Bien qu'il ait treize ans ; et qu'à cet âge là, on ne faisait normalement plus de câlins, encore moins en public, à ses parents ; Gus tendit les bras vers lui et l'homme, bien que surpris, l'accueillit dans ses bras. Gus se contenta de le serrer contre lui, puis, se détachant, lui murmura :
« Je suis content que ce soit toi cette année. » Dean fouilla dans ses poches et lui tendit un petit carnet qu'il savait rempli de dessins. Il précisa :
« J'ai croqué la maison, papy et mamie, les tantes, et même Orla et Anthony. J'aurais voulu que tu aies aussi ta petite sœur mais je pense que tu voudras coller sur la dernière page le portrait que ta mère doit t'envoyer. » Malgré le teint sombre de sa peau, l'étudiant discerna des rougeurs sur ses joues et hocha la tête en glissant le calepin dans l'une de ses poches. Seamus les interrompit d'une voix timide :
« Tu vas vraiment finir par le rater ce trajet ! » Un aboiement sonore le fit sursauter. A quelques dizaines de mètres de là, Anthony, le mari de sa mère, agitait la main dans leur direction en retenant un énorme chien de montagne déterminé à se jeter sur Gus. Celui-ci courut à l'encontre de l'homme et du canidé qui le fit tomber en lui sautant dessus.
« Qu'est-ce que tu fais ici ?! » s'exclama d'une voix aiguë le métisse.
« J'ai fait aussi vite que j'ai pu. Je dois vite retourner à la maternité. Mais nous avons reçu ce courrier ce matin et j'ai pensé que tu préférerais retourner au château avec ton chien. » Il lui fourra dans la main une lettre cachetée du sceau de l'établissement dans lequel il était scolarisé et le poussa vers le bord de la voie :
« Tu liras ceci pendant la route. Tout ce que tu dois savoir pour le moment c'est que Pullover est autorisé par la Directrice. » Gus ouvrit deux grands yeux et se tourna vers Dean.
« Allez ! Tu vas le manquer ! Grimpe là-dedans et ne te pose pas de questions ! » Seamus avait déjà hissé sa lourde malle à bord de l'un des wagons.
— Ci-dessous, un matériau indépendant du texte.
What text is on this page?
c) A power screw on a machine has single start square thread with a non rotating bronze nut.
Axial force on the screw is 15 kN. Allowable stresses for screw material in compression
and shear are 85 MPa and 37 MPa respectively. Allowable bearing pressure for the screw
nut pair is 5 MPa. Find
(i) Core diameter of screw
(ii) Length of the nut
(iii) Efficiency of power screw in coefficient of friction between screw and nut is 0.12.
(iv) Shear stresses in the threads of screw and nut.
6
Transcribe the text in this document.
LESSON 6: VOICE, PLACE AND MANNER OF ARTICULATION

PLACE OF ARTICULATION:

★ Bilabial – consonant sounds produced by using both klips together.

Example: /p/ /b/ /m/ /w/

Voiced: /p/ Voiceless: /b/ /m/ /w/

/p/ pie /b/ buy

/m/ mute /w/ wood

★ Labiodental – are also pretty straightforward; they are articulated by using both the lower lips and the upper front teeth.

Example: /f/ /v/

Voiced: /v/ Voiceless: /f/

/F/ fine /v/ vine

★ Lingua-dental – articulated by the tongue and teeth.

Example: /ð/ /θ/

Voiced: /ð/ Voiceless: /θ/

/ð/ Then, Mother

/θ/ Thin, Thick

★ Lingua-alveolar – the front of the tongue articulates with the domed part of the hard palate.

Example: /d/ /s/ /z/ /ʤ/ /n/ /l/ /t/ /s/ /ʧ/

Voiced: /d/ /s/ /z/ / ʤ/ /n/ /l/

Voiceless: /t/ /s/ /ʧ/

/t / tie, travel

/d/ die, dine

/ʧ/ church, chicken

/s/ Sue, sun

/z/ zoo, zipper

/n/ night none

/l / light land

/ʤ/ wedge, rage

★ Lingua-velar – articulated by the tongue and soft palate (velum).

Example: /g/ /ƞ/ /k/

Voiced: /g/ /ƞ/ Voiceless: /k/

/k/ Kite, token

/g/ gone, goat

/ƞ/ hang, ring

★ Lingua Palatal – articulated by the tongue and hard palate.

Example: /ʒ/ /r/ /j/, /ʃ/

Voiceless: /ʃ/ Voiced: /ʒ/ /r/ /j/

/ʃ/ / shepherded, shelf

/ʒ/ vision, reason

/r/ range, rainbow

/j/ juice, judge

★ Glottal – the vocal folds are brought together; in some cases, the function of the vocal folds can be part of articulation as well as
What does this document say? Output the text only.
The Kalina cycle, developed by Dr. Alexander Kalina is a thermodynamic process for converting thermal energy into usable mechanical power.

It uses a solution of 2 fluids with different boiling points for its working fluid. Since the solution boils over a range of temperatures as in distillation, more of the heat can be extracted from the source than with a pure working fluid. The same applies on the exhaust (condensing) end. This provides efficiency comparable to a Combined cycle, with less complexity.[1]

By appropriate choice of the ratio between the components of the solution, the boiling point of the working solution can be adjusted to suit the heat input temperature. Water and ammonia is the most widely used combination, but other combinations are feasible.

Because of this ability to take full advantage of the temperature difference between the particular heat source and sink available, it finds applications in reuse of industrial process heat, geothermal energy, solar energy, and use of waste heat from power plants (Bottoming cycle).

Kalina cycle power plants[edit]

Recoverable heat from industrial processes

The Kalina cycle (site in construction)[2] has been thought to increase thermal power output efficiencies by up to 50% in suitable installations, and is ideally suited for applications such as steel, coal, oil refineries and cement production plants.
Autour de son parrain se trouvaient Louis et Roxane, qui avaient déjà fait leurs adieux à leurs familles. Abel sauta dans l'attelage à son tour et Gus l'imita, tirant sur la laisse. Mais l'animal au bout de celle-ci s'immobilisa, apeuré par la fumée environnante et les bruits métalliques du véhicule. Dean et Anthony le poussaient de toutes leurs forces pour le forcer à suivre son jeune maître mais il jappait misérablement. Ce fut le jeune McLaggen qui vint au secours de son ami. Il souleva l'énorme molosse dans ses bras, se faisant griffer les épaules et les flancs au passage et posa l'animal derrière Gus. Celui-ci le remercia d'un sourire chaleureux. Ils rejoignirent leurs amis avec Pullover. Il ne put que croiser Seamus qui se hâtait de descendre avant le départ du convoi. L'irlandais lui ébouriffa les cheveux au passage et sauta en marche, atterrissant en riant dans les bras de son compagnon.
Gus, le sourire jusqu'aux oreilles, fit de grands signes de main aux trois hommes tandis que ses camarades en faisaient de même avec leurs parents respectifs. Enfin, le sifflet retentit ce qui fit aboyer furieusement Pullover. En une seconde, ils avaient oublié leurs foyers, leurs proches, Londres et même la gare, pour se regrouper autour de l'incongru animal. Ils passèrent un long moment à le rassurer et le câliner avant de se lancer fiévreusement dans des pronostics sur l'année à venir.